In broad strokes the pen, which uses special—and rather expensive—paper stores whatever you write in it’s special notebooks. When you dock the pen with your computer the data is transferred to your computer where you can read it. Additionally the pen can record audio. This is most useful when used in conjunction with recording handwriting, so that you can review a lecture while you review your notes.
It sounds clunky, but once you go through the tutorial it’s a breeze—significantly more convenient than handwriting your notes and using an additional voice recorder. The recordings are clear, and you can even set a delay if, like me, you to tend to listen to what is said before you make your notes.

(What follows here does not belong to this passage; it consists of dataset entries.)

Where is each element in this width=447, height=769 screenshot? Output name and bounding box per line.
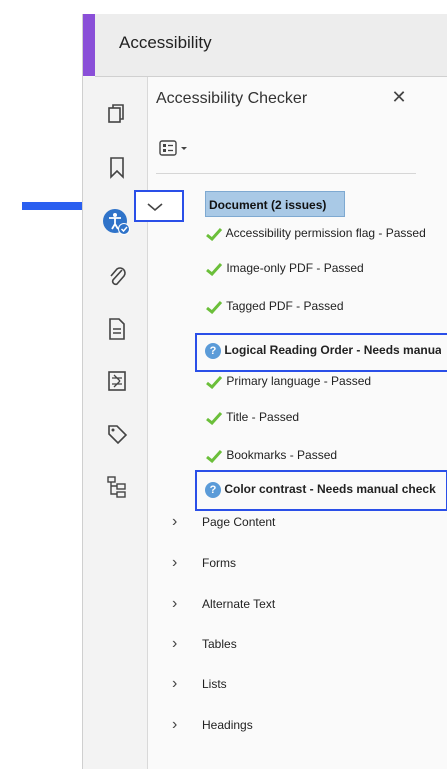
list-item[interactable]: ? Color contrast - Needs manual check <box>205 482 441 498</box>
accent-bar <box>83 14 95 76</box>
document-expand-toggle[interactable] <box>134 190 184 222</box>
chevron-right-icon: › <box>172 554 178 571</box>
accessibility-checker-panel: Accessibility Checker ✕ Document (2 issu… <box>134 77 447 769</box>
close-button[interactable]: ✕ <box>388 86 410 108</box>
layers-icon[interactable] <box>103 367 131 395</box>
panel-header: Accessibility <box>95 14 447 77</box>
header-title: Accessibility <box>119 33 212 52</box>
list-item[interactable]: Bookmarks - Passed <box>205 448 435 463</box>
passed-check-icon <box>206 300 223 314</box>
chevron-right-icon: › <box>172 595 178 612</box>
category-row[interactable]: › Alternate Text <box>172 595 402 613</box>
category-row[interactable]: › Lists <box>172 675 402 693</box>
chevron-right-icon: › <box>172 513 178 530</box>
options-menu-button[interactable] <box>158 137 194 161</box>
list-item[interactable]: Title - Passed <box>205 410 435 425</box>
passed-check-icon <box>206 375 223 389</box>
bookmark-icon[interactable] <box>103 154 131 182</box>
passed-check-icon <box>206 411 223 425</box>
list-item[interactable]: Accessibility permission flag - Passed <box>205 226 435 241</box>
passed-check-icon <box>206 262 223 276</box>
category-row[interactable]: › Forms <box>172 554 402 572</box>
chevron-right-icon: › <box>172 716 178 733</box>
tags-icon[interactable] <box>103 420 131 448</box>
category-row[interactable]: › Page Content <box>172 513 402 531</box>
question-icon: ? <box>205 482 221 498</box>
passed-check-icon <box>206 449 223 463</box>
panel-title: Accessibility Checker <box>156 90 308 107</box>
list-item[interactable]: ? Logical Reading Order - Needs manual c… <box>205 343 441 359</box>
list-item[interactable]: Primary language - Passed <box>205 374 435 389</box>
document-properties-icon[interactable] <box>103 315 131 343</box>
list-item[interactable]: Tagged PDF - Passed <box>205 299 435 314</box>
content-tree-icon[interactable] <box>103 473 131 501</box>
accessibility-icon[interactable] <box>101 206 133 238</box>
pages-icon[interactable] <box>103 100 131 128</box>
chevron-right-icon: › <box>172 675 178 692</box>
blank-margin <box>0 0 82 769</box>
list-item[interactable]: Image-only PDF - Passed <box>205 261 435 276</box>
question-icon: ? <box>205 343 221 359</box>
attachment-icon[interactable] <box>103 262 131 290</box>
category-row[interactable]: › Headings <box>172 716 402 734</box>
tool-rail <box>83 77 148 769</box>
document-node-label[interactable]: Document (2 issues) <box>205 191 345 217</box>
passed-check-icon <box>206 227 223 241</box>
divider <box>156 173 416 174</box>
category-row[interactable]: › Tables <box>172 635 402 653</box>
chevron-right-icon: › <box>172 635 178 652</box>
app-window: Accessibility Accessibility Checker ✕ Do… <box>82 14 447 769</box>
chevron-down-icon <box>147 203 163 212</box>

One, very useful feature, is that once your pages are loaded in your computer you can search your handwritten notes for words or phrases. It does this very well—the only times I was able to trip it up were by using my messiest handwriting, or by searching for proper names.
The feature I was most interested in was the ability to convert my handwritten words to digital text. And I was terribly disappointed to discover that the pen doesn’t do this at all. It seems silly to have a digital pen with the ability to recognize and digitize text, and then not take the final step. I wrote to the company to ask them why they didn’t include this. I expected the answer that this was planned in a future software update—as it seems are many auxiliary features of the pen—but I never got a response.
However, another company has rushed to fill the void. VisionObjects, a company with a small collection of handwiting-to-TXT recognition products, has adapted their MyScript program to work with the LiveScribe Pen.I got my fiancee to use my pen so I could test it and the auxiliary software with cursive. She has good, if slightly ornate, handwriting. I asked he to write anything she wanted and that it have some, but not too many, proper names. She chose a Dickens quote. You can click the cursive thumbnail for a complete scan of her text and the converted text. Counting commas, semicolons, dashes and words there were exactly 100 items to convert—and it came back with 3 errors. The first and last error were both the inability to read quotation marks (which weren’t all that clear when written). Discounting those there was only 1 other error. So depending how harshly you want to grade, that’s either 97% or 99%. Not bad for cursive. Then I moved on to a harsher test. This is by no means my worst handwriting. But it’s my standard if I want to be able to read it after more than a couple of days. I chose the first few sentences of a harmonica web page I was reading, and it included letters, numbers, the model name for the harmonica, as well as some musical terminology. I was impressed with the results. I expected problems with the words “is” (first line, third word—looks like “13”), “plays” (second line, fourth word—with an awful “y”), “diatonic” (third line, second word—musical terminology followed by an exclamation point), “Solist” (2 instances—proper name), “player’s” (sixth line, third word—generally sloppy), and “more” (sixth line, third word—looks more like “none”). But it only tripped up once— “fit” with a barely existant “i” and a sloppy “t”. That all equates to about 98% accuracy.
The LiveScribe Pulse SmartPen:
The Pen itself was comfortable to hold and had a very small learning curve. It can hold an amazing amount of handwriting before needing to transfer it to the computer (less if you’re recording audio as well). It would have been 5 stars if it wasn’t so expensive ($200 for the 2GB model, $150 for the 1GB—although if you compare it to other digital pens it’s got more bang for the buck than most). But for that price it’s disappointing to have to buy additional software to convert handwriting to text.
MyScript for LiveScribe Software:
The software gets 5 stars. It was easy to use, and scored 98% accuracy with my chicken scratch, and 99% with my sweetie’s girlie cursive. And both would score higher with only a little user training. And at $30 it’s pretty reasonable.